Thistle Island / Noondala

Geography
- Location: Spencer Gulf
- Coordinates: 34°59′56″S 136°08′30″E﻿ / ﻿34.998824°S 136.141641°E

Administration
- Australia

= Thistle Island =

Island in South Australia

Thistle Island / Noondala (Nundala) is in the Spencer Gulf, South Australia, some 200 km west of Adelaide, and northwest of the Gambier Islands. The city of Port Lincoln lies to the northwest of the island. Between them, the Gambier Islands and Thistle form a chain across the mouth of the gulf between the southern tips of the Yorke and Eyre Peninsulas, sometimes referred to as the Taylor Islands group.

The island is approximately 17 kilometres (10.5 mi) long and varies in width from 1 kilometre wide (0.6 mi) at its narrowest central part to 4 kilometres (2.5 mi) wide in the south-east part. Whaler's Bay is a wide bay on the east coast of the island, and Albatross Island is a tiny island to the south.

As of 2014 the Royal Australian Navy operated an acoustic range, the South Australian Acoustic Range (SAAR), to help develop sonar techniques for submarines in the waters west of Thistle Island, with a small control facility being located on the island itself.

==History==
The original Barngarla name for Thistle Island is Noondala.

Thistle island was named by British explorer Matthew Flinders in 1802, after a terrible accident in which a cutter that was mastered by John Thistle and carrying 7 other men, overturned in choppy seas while returning from the mainland to the ship. Despite frantic searching by the ships crew, the bodies of the men were never found. Flinders also named several smaller islands in the area after the lost crew.

Evidence of a failed settlement was noted by early whalers. It was speculated that the remains, which "the ruins of some cottages with signs of regular order in their arrangement and a cleared promenade between them, all the loose limestone for a distance of a bout 100 yards having been thrown on each side of a broad path." It was speculated that the ruins may have been built by survivors of the La Perouse expedition of 1788.

A small community of sealers, their Aboriginal "wives" and children were living on the island by 1832. They are thought to have had their camp on the shore of Waterhouse Bay.

The South Australian Company established a shore-based bay whaling station at Whalers Bay in 1838, during the period of British colonisation of South Australia.

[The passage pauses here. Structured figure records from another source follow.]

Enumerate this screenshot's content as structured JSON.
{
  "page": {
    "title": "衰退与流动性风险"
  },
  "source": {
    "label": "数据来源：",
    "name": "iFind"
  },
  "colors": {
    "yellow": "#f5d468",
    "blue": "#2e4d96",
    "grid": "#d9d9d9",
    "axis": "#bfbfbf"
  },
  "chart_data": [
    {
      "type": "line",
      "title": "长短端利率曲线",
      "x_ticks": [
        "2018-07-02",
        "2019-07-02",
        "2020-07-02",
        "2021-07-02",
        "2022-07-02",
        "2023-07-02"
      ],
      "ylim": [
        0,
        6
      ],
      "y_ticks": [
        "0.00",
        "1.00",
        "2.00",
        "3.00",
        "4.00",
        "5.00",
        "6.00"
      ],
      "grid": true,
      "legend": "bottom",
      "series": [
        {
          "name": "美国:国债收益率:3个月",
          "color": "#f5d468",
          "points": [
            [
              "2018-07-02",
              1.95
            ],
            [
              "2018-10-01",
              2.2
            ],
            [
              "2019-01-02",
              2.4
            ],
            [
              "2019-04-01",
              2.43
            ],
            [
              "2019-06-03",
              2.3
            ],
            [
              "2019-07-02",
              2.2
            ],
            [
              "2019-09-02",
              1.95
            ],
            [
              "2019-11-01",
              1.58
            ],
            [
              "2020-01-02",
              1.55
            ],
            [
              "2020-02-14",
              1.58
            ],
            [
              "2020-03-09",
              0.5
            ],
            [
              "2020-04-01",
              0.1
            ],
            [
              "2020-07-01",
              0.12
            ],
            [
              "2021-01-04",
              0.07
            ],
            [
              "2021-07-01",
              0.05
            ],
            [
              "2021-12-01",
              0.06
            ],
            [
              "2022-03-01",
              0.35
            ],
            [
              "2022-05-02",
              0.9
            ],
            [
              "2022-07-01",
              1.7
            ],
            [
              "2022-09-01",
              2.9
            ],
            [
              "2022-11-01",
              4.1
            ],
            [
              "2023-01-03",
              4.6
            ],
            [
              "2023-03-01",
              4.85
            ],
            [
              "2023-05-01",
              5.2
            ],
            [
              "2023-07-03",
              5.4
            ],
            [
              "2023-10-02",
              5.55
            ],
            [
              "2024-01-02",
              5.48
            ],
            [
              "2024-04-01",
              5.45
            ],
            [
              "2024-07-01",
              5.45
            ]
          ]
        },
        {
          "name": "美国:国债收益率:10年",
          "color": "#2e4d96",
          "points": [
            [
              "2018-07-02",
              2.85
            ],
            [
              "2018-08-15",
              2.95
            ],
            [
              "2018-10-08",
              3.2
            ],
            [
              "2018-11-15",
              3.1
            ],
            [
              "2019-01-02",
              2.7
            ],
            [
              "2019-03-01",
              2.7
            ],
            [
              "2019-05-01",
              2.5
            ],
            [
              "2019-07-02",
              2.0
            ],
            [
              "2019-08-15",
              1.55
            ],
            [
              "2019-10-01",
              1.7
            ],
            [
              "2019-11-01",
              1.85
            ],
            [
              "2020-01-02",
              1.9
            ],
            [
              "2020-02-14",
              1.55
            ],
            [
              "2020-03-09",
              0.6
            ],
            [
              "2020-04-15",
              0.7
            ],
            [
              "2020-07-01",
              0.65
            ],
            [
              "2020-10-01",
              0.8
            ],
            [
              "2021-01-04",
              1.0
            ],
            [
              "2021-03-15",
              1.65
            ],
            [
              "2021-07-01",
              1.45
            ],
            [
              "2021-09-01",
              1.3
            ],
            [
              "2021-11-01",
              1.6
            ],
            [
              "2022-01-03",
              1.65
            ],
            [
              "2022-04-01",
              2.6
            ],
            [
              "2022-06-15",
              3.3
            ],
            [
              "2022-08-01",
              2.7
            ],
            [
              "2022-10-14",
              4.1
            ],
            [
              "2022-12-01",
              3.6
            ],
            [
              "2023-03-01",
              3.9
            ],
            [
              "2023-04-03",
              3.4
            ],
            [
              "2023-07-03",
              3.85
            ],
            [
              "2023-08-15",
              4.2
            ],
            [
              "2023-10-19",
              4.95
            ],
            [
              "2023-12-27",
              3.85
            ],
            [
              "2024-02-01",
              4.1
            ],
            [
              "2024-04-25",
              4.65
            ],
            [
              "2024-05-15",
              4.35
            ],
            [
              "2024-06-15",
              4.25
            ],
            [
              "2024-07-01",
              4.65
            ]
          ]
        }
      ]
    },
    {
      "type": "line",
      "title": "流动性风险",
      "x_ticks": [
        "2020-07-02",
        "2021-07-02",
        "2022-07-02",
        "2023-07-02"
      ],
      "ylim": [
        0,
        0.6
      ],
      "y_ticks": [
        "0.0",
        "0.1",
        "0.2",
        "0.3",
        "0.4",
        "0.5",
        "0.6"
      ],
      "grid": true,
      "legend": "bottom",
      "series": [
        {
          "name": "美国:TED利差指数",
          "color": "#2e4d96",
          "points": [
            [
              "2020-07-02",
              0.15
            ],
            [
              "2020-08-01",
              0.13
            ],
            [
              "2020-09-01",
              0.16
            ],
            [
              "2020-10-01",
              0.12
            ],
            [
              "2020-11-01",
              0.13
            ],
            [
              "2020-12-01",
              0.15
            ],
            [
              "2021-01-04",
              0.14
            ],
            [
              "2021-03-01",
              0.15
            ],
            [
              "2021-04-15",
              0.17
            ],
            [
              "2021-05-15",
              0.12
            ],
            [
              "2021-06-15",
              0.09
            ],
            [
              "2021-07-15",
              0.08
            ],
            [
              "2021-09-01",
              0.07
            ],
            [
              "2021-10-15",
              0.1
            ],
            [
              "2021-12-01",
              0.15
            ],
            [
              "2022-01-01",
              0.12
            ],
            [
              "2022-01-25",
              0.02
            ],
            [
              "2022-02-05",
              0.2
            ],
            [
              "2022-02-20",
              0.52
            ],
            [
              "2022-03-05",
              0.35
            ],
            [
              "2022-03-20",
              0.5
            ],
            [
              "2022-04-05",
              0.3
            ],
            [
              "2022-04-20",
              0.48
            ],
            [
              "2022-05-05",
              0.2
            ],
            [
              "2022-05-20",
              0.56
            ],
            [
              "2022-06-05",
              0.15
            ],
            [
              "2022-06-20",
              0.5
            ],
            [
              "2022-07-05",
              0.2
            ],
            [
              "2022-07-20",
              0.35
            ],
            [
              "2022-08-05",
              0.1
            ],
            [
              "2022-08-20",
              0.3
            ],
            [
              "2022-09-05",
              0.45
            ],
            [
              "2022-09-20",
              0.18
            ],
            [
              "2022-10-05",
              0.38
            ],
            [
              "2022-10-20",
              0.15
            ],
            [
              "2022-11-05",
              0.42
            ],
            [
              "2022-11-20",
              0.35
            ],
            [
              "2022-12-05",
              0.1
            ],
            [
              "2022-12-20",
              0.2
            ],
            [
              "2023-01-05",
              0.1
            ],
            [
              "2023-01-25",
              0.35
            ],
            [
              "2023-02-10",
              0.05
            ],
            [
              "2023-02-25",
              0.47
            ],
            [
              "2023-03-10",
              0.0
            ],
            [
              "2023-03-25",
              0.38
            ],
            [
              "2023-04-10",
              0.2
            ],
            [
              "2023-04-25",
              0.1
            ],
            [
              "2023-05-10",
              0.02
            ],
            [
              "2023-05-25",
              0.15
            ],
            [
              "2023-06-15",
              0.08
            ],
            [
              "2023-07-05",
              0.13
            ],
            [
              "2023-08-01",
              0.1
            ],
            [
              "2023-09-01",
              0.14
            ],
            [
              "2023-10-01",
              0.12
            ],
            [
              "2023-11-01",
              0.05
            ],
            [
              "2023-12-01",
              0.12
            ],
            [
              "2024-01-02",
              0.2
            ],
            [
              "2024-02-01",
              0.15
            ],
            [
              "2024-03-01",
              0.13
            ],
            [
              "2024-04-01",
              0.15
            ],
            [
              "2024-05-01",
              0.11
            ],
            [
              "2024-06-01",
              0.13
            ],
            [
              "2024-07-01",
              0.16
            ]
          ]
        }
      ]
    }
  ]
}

A team of experienced whalers were brought from Tasmania with H.B.T. McFarlane in charge as headsman. The operation had limited success during the 1838 season and none at all in the 1839 season. It was concluded the location was too far from the migration route of the southern right whale and the site was abandoned.

The historic Whalers Bay Whaling Site and Thistle Island Sealing Site are both listed on the South Australian Heritage Register.

==Geology==
Thistle Island has a crystalline basement overlain by calcareous aeolianite. There are steep cliffs of calcareous aeolianite on the shore. There are recent beach sands on the eastern side, and several small lakes exist on the other side of a strip of coastal dunes.

Albatross Island is a tiny island that has a predominantly crystalline basement with a thin layer of calcareous aeolianite.

== Flora and fauna ==
Visitors to Thistle Island in 1877 found neither little penguins nor Australian sea lions, but did find numbers of paper nautilus shells on the island's inner beach. Visitors to Whaler's Bay heard the calls of "hundreds" of little penguins from their anchorage there in 1904. In 1932, J. T. Mortlock gave an account from Whaler's Bay of the "mournful symphony of the curlews and penguins in the nearby cliffs".

An account of a visit in 1928 wrote: "On Black Rock, at the north end of Thistle Island, we disturbed a large colony of seals, which rapidly scrambled into the water as the yacht passed by. Shags were plentiful. Many types of sea fowl were observed, including gannet, arctic skua, mollyhawk and stormy petrel."

Former Lord Mayor of Adelaide A. S. Hawker held a fishing record for a 47 lb tuna that he caught off Thistle Island in the late 1930s.

Little penguin breeding sites were noted in a 1996 survey of South Australia's offshore islands, though the colony may have been recorded on Albatross Island, off the island's southern tip.

The island is the home to an introduced population of the greater bilby, originally bred at Monarto Zoo. By October 2020, the population was thriving so well on Thistle Island that it was possible to trap nine bilbies for relocation to the Arid Recovery Reserve near Roxby Downs, to help boost the gene pool there.